- DVD cover
- Genre: Documentary
- Presented by: Andrew Graham-Dixon
- Country of origin: United Kingdom
- Original language: English
- No. of series: 1
- No. of episodes: 3

Production
- Running time: 60 minutes

Original release
- Network: BBC Four
- Release: 31 January – 14 February 2008

= Art of Spain (TV series) =

Art of Spain is a BBC Four documentary series on Spanish art presented by Andrew Graham-Dixon. It consists of three one-hour episodes, and premiered on 31 January 2008.

==Episodes==

| No. | Title | Original release date |
| 1 | "The Moorish South" | 31 January 2008 |
Art in Muslim and Christian Spain from 711 to 1492.
| 2 | "The Dark Heart" | 7 February 2008 |
16th and 17th century Spanish art.
| 3 | "The Mystical North" | 14 February 2008 |
Art in northern Spain, from Goya to Picasso, and the present and future of Spanish art.

==Reception==
Rosie Jackson of Open Magazine said that "the programme proffers the best bits of Spanish art minus the tourists and the baking heat", and that the series is "undoubtedly a visual feast; low-brow, but none the worse for that."

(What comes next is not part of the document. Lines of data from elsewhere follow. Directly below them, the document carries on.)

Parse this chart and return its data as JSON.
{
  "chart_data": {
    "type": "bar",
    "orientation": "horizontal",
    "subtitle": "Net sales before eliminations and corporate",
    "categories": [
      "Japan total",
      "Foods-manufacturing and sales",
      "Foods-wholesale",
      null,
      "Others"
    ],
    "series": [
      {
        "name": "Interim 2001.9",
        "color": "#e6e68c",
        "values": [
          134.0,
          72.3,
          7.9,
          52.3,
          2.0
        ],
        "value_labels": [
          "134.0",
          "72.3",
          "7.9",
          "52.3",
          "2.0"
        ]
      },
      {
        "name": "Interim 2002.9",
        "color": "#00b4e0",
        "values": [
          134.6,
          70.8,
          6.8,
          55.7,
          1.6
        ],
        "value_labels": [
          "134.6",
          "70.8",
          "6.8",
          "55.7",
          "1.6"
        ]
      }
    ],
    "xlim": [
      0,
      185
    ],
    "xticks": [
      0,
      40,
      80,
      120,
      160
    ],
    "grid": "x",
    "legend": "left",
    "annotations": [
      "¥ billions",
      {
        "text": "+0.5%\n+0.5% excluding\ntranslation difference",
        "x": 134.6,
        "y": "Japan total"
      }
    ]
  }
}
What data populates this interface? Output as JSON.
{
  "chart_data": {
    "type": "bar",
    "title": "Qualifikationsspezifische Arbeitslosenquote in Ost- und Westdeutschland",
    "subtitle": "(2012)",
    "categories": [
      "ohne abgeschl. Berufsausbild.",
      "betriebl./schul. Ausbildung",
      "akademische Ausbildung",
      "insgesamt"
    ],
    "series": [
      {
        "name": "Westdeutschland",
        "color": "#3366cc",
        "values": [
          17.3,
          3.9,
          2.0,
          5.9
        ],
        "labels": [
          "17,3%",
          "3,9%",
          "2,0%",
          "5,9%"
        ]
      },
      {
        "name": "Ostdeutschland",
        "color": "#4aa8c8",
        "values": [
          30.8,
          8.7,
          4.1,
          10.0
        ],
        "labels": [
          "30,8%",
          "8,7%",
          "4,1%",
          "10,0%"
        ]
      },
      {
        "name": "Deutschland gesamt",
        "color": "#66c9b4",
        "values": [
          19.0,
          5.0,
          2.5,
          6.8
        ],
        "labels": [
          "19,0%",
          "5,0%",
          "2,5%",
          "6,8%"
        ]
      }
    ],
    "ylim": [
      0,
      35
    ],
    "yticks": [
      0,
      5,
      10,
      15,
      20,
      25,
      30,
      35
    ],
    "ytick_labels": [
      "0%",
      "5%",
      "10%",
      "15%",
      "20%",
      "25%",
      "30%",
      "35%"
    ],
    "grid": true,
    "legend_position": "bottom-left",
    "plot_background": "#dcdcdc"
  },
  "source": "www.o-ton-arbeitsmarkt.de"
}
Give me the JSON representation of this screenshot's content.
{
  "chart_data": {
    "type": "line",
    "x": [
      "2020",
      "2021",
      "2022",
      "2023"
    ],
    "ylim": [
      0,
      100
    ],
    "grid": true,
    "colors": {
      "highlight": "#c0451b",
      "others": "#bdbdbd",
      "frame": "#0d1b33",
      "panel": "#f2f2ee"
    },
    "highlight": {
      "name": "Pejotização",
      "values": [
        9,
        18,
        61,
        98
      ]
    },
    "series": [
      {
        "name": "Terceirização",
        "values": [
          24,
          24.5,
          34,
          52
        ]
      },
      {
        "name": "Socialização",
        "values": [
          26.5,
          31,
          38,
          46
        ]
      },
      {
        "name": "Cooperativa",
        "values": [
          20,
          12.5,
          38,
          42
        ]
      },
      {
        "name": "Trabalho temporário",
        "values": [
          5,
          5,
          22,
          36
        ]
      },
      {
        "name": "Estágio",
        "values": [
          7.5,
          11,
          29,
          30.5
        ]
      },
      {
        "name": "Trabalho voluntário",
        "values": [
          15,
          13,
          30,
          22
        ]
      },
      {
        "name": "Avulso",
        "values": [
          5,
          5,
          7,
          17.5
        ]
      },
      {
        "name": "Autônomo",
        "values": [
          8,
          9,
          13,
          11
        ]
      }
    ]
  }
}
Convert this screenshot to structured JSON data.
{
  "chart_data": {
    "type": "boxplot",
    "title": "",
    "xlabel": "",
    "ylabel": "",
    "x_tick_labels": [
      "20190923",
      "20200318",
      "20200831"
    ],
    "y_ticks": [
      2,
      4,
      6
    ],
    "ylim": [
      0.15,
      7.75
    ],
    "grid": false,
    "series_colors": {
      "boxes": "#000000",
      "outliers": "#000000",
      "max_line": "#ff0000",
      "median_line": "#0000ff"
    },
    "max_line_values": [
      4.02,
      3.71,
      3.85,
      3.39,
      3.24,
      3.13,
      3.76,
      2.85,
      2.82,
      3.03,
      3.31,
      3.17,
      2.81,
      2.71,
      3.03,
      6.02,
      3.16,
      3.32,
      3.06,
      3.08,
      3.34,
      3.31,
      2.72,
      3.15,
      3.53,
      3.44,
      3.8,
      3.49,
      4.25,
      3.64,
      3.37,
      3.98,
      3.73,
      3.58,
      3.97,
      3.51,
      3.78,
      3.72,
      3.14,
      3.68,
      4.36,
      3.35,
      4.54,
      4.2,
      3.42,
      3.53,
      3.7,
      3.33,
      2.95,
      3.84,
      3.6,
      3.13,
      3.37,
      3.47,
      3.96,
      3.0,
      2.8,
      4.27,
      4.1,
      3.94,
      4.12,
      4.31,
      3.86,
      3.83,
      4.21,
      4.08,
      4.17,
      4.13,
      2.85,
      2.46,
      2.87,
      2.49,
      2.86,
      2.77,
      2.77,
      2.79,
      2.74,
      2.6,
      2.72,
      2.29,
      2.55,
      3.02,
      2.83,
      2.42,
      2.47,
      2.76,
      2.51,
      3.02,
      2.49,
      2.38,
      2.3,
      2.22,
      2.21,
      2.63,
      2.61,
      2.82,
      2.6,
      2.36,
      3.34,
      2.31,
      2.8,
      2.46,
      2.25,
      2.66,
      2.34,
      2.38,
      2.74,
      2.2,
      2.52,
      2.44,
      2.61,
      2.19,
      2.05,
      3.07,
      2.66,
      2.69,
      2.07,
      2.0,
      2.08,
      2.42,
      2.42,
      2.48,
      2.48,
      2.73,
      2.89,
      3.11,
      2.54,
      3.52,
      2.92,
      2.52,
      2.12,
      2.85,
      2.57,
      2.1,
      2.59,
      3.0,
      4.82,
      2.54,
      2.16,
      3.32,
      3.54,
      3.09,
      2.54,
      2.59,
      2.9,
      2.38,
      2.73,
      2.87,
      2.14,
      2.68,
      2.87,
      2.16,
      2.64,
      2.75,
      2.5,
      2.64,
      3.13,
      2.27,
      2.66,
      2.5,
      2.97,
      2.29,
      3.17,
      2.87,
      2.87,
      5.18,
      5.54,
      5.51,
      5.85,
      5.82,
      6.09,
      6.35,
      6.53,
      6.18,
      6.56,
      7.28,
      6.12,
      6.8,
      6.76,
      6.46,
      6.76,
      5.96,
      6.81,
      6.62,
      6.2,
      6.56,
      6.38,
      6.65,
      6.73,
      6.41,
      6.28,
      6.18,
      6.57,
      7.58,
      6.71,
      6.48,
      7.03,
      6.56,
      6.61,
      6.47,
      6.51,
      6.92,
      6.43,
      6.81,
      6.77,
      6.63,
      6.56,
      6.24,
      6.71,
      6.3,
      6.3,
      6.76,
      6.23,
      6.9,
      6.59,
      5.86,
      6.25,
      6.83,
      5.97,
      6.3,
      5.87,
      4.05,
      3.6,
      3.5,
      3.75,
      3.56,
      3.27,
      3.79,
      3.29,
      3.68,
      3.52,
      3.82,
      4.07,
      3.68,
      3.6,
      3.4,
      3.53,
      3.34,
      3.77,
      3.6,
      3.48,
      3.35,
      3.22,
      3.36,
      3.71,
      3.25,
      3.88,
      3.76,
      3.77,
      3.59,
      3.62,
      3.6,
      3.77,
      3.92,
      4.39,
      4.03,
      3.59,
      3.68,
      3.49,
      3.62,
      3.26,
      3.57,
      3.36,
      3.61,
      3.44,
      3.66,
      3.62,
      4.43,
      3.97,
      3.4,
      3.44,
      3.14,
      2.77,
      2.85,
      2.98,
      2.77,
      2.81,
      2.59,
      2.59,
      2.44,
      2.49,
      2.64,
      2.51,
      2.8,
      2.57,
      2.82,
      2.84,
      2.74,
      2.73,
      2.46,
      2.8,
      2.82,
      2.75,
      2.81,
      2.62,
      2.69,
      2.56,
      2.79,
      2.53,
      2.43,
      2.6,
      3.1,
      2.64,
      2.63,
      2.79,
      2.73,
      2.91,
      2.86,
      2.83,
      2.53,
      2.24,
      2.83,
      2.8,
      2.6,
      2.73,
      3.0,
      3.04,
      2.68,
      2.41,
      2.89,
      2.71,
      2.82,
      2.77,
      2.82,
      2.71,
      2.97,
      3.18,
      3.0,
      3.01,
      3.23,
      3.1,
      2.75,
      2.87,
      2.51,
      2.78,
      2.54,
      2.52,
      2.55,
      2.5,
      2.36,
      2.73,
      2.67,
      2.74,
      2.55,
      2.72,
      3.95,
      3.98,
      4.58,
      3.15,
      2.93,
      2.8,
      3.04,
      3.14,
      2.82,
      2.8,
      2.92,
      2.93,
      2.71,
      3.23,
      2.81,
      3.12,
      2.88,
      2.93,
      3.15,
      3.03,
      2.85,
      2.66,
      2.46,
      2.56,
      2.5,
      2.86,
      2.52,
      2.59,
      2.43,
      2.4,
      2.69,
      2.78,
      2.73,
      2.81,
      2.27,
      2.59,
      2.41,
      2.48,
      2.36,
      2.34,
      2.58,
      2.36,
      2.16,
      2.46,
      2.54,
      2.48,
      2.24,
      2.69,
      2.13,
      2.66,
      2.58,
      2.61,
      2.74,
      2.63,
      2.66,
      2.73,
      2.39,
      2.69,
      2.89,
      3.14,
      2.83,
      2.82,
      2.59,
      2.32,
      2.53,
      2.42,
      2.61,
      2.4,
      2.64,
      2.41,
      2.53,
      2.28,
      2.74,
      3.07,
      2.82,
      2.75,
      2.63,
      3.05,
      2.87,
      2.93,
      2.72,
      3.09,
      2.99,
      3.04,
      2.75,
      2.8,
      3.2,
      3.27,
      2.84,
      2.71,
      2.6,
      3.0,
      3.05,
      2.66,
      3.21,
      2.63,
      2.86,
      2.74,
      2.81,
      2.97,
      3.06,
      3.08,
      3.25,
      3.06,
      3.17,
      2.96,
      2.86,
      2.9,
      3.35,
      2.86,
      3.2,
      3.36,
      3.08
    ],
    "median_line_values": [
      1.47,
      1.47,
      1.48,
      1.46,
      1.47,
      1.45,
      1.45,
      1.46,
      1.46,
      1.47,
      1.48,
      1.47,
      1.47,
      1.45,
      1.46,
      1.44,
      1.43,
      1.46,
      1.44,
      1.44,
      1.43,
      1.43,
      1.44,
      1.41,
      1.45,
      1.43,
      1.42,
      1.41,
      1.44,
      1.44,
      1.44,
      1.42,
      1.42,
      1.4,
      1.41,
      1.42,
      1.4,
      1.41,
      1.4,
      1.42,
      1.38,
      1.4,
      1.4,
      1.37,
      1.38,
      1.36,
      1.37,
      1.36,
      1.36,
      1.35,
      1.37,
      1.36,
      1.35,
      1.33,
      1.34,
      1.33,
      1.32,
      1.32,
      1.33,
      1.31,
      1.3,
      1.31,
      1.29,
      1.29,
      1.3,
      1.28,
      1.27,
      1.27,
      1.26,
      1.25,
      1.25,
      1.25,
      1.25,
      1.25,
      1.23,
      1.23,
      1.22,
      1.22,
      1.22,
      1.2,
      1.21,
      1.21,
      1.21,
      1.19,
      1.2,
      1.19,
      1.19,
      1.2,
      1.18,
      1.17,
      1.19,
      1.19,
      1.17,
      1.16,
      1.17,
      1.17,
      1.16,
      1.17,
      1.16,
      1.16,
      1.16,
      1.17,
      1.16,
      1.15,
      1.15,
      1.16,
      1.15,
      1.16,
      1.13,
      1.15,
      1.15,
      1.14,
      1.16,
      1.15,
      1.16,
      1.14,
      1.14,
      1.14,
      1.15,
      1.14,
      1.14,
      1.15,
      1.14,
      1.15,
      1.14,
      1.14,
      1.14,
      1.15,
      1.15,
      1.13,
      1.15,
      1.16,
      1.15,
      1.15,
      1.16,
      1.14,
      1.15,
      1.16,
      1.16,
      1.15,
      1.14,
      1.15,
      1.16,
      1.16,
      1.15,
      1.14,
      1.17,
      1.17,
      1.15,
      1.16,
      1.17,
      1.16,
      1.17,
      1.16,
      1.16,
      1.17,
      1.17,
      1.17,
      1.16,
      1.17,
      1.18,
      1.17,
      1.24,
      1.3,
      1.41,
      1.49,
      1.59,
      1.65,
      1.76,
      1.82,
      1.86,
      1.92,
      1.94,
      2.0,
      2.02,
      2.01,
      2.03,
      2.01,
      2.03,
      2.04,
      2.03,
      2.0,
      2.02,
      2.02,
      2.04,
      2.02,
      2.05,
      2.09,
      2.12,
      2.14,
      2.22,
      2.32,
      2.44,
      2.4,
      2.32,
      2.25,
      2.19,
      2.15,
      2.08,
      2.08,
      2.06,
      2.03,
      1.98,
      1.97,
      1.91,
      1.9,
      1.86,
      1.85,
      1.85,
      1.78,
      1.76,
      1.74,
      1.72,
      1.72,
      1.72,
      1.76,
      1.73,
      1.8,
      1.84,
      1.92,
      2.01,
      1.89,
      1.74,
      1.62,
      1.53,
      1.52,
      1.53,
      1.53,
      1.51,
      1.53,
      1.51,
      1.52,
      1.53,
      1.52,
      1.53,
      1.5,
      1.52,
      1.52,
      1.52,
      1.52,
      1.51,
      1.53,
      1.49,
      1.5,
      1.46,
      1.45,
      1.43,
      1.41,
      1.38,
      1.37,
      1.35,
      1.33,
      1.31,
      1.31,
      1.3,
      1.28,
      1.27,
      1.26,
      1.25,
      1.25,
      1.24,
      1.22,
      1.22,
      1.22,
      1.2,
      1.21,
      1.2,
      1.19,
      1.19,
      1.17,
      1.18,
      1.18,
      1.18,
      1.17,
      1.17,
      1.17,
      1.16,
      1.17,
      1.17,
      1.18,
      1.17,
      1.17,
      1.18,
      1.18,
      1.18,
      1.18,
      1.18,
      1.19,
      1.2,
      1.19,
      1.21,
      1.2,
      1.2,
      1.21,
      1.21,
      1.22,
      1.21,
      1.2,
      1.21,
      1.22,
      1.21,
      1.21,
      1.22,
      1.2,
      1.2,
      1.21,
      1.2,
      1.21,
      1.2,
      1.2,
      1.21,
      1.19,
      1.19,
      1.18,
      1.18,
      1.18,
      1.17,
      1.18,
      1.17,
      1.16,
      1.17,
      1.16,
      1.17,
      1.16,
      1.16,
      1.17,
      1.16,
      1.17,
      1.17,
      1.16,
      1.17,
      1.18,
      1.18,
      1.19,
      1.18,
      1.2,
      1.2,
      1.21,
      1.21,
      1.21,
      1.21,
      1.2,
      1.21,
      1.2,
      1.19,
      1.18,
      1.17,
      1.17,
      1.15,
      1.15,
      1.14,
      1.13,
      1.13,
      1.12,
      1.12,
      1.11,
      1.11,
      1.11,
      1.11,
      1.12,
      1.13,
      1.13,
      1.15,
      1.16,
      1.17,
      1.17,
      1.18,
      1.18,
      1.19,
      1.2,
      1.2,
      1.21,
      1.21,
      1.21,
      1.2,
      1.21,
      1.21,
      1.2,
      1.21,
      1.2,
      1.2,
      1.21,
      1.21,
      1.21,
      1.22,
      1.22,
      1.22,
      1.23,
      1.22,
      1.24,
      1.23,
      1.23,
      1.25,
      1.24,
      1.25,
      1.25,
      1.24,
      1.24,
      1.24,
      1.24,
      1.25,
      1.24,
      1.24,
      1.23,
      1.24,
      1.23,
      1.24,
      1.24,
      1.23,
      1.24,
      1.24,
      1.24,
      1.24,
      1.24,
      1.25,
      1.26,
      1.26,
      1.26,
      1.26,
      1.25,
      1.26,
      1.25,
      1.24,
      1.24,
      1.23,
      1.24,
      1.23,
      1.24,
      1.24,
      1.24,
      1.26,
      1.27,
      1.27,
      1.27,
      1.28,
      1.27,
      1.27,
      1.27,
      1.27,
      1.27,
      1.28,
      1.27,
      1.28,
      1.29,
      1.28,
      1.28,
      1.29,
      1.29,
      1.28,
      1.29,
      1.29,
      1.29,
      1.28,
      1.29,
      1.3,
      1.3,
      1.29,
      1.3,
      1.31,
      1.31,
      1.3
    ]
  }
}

"If only all presenters were as good as Andrew Graham-Dixon." Continuing her praise for the host of the series, Serena Davies of The Daily Telegraph said that his "genial, eloquent presence was an asset to even the most over-familiar shot of the Alhambra."

Graham-Dixon followed Art of Spain with a number of similarly titled series, covering the Art of Russia, Germany, America, China, Scandinavia and France.